P-N Junction Isolation

john July 1, 2010 No Comments

Once all components are fabricated on a single crystal wafer, they must be electrically isolated from each other. The problem is not encountered indiscrete circuits, because physically all components are isolated. There are two methods of isolation in Integrated circuits. They are

  • P-N  junction isolation and
  • Dielectric isolation

In this post we shall discuss p-n junction isolation.

The method of isolation is most compatible with the IC processing, that is, one extra processing step, other than required to fabricate IC, is required in isolation. Basically the method involves producing islands of n- type material surrounded by p-type material. Components are then fabricated in different n-type islands. The p-type material surrounding the islands is given the most negative p potential with respect to all parts of the wafer, thus each island and hence component is electrically isolated from the others by back-to-back diodes. The process step for p-n junction isolation are explained below:

1. One begins with the p-type substrate on which n-epitaxial layer is grown. If the component to be fabricated is transistor, then buried layer have to be formed before growing epi-layer. Figure [a] shows epi-layer growth over substrate without buried layer. The epi-layer is then covered with SiO2 layer.

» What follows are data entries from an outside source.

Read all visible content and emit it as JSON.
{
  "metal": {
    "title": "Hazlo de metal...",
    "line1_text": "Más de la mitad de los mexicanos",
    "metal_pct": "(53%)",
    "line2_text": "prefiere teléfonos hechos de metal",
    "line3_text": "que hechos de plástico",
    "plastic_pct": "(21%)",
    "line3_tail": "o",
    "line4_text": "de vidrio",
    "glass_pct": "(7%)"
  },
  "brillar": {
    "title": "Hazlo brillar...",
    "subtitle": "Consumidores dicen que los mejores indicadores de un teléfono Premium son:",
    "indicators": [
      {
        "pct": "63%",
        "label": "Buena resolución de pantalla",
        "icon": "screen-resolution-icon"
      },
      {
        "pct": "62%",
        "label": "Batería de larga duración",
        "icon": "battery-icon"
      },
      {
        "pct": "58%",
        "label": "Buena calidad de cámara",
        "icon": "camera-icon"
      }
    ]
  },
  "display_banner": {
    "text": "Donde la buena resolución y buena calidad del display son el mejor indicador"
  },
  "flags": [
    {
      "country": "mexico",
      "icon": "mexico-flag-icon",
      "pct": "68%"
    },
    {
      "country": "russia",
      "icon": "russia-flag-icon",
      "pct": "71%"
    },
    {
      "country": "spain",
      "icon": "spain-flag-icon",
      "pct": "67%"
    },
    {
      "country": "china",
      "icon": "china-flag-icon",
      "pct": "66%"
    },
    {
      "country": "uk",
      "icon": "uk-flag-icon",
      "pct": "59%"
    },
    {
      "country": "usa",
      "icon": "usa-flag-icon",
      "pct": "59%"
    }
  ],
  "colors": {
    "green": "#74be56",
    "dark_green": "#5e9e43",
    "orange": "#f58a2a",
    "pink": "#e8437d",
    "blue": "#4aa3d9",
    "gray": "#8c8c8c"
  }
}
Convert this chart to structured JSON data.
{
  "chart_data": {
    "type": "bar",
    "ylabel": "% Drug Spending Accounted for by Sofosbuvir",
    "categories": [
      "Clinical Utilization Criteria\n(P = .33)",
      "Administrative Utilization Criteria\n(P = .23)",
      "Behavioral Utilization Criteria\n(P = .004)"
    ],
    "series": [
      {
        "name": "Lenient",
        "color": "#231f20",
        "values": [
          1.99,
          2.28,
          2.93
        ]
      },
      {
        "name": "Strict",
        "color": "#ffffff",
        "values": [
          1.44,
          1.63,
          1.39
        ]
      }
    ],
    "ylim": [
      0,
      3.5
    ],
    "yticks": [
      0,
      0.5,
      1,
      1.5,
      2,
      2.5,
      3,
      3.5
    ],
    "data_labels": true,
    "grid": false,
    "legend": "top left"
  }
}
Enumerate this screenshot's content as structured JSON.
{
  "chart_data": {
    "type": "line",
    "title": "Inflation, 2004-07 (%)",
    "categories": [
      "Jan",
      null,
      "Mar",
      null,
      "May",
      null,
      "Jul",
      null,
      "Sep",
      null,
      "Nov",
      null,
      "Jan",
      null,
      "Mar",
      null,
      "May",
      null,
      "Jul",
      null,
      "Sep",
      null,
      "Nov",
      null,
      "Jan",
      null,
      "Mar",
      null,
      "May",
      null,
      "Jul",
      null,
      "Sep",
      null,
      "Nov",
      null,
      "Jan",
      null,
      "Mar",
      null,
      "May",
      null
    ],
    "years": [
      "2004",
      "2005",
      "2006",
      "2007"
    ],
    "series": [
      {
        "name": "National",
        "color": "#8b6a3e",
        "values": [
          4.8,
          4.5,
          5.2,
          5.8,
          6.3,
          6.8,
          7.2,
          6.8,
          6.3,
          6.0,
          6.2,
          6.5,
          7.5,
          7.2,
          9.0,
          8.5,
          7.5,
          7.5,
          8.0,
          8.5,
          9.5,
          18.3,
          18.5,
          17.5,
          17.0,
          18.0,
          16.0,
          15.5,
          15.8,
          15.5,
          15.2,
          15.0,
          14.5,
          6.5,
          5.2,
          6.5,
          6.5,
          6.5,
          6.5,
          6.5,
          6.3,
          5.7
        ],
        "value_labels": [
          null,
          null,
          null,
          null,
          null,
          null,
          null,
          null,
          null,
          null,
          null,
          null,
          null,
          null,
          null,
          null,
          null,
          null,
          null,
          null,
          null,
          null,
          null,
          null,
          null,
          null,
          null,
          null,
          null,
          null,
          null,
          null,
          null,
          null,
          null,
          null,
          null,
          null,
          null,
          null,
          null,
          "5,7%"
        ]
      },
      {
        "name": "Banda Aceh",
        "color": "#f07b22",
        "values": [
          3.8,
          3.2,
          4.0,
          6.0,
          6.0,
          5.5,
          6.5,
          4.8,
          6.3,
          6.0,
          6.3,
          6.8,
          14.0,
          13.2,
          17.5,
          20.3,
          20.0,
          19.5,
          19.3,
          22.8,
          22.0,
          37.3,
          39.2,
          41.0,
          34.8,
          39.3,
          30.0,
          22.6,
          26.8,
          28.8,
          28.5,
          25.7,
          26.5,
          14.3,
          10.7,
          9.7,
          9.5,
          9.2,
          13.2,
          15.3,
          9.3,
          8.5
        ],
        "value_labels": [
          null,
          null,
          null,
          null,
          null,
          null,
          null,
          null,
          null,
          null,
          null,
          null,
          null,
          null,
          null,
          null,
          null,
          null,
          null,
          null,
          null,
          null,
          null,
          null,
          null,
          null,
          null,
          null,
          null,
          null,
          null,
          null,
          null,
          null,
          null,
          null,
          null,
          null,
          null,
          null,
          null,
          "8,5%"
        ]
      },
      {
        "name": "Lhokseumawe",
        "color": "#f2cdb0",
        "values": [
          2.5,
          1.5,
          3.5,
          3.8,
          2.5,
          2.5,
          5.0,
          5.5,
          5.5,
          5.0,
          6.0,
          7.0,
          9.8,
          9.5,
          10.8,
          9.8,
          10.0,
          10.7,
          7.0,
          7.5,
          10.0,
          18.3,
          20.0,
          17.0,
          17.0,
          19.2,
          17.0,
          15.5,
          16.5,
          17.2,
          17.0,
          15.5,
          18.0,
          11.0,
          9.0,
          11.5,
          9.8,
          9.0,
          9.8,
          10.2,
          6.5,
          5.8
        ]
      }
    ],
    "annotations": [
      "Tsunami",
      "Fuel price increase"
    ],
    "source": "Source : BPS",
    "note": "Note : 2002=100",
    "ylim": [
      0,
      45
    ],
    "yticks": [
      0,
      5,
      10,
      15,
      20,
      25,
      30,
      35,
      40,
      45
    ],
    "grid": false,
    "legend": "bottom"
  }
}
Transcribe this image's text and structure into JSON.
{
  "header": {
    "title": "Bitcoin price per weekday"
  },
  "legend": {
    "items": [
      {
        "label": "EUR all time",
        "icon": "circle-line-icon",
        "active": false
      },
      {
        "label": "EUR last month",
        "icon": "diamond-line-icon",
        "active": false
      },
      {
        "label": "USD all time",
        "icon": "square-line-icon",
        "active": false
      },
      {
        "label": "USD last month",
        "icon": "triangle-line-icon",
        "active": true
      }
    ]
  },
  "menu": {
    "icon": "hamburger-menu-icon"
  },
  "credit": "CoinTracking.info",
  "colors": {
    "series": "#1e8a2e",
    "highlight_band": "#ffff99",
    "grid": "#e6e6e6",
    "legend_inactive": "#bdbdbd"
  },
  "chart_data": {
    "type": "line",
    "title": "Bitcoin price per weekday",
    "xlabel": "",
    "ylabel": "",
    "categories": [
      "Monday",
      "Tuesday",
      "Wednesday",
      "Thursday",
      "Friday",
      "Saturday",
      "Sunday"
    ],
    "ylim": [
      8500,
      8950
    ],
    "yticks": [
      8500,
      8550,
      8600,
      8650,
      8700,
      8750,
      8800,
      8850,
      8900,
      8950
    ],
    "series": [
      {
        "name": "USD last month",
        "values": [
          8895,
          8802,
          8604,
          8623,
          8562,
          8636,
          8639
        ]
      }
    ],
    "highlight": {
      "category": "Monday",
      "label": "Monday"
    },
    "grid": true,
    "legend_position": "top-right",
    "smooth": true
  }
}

2. A p-type diffusion is now performed from the surface of the wafer. Since this is to be performed in selected areas, an isolation mask is prepared prior to this diffusion. A long drive-in time is required for p-type diffusion so that the acceptor concentration is greater than the epi-layer donor concentration throughout the region of epi-layer. Thus the portion of wafer at the location of isolation diffusion is changed to p-type from the surface of wafer to the substrate. This is shown in the figure [b]. In other words, the substrate is extended toward the surface and acts as an isolation wall. This isolation wall causes the formation of p-n junction everywhere around the n-type islands except at the surface. If the substrate is connected to a voltage which is more negative than any of the n-region voltages, the diodes shown will be reversed biased and negligible current will flow. Thus isolation is achieved since any reverse biased p-n junction is associated with a depletion capacitance; this will have parasitic effect associated with junction, particularly, at high frequencies.

P-N Junction Isolation

P-N Junction Isolation

The main disadvantage of p-n junction isolations is as below:

  1. The time required for such isolation technique is considerably longer due to diffusion time taken, which is longer than any of other diffusions.
  2. Lateral diffusion is significant due to longer time taken by isolation diffusion, hence considerable clearance must be used for isolation regions.
  3. Isolation diffusion takes an area of the wafer surface which is significant portion of the chip area. From component density consideration, this area is wasted.
  4. P-N junction isolation method introduces significant parasitic capacitance which degrades circuit performance. The parasitic capacitance is introduced by isolation sidewall and bottom epitaxial substrate junction.

Several methods have been developed by manufacturers to avoid above problems. All of these methods circumvent the problems of large area and sidewall capacitance, but they suffer from the parasitic capacitance introduced by bottom epi-substrate junction. Dielectric isolation avoids this problem too.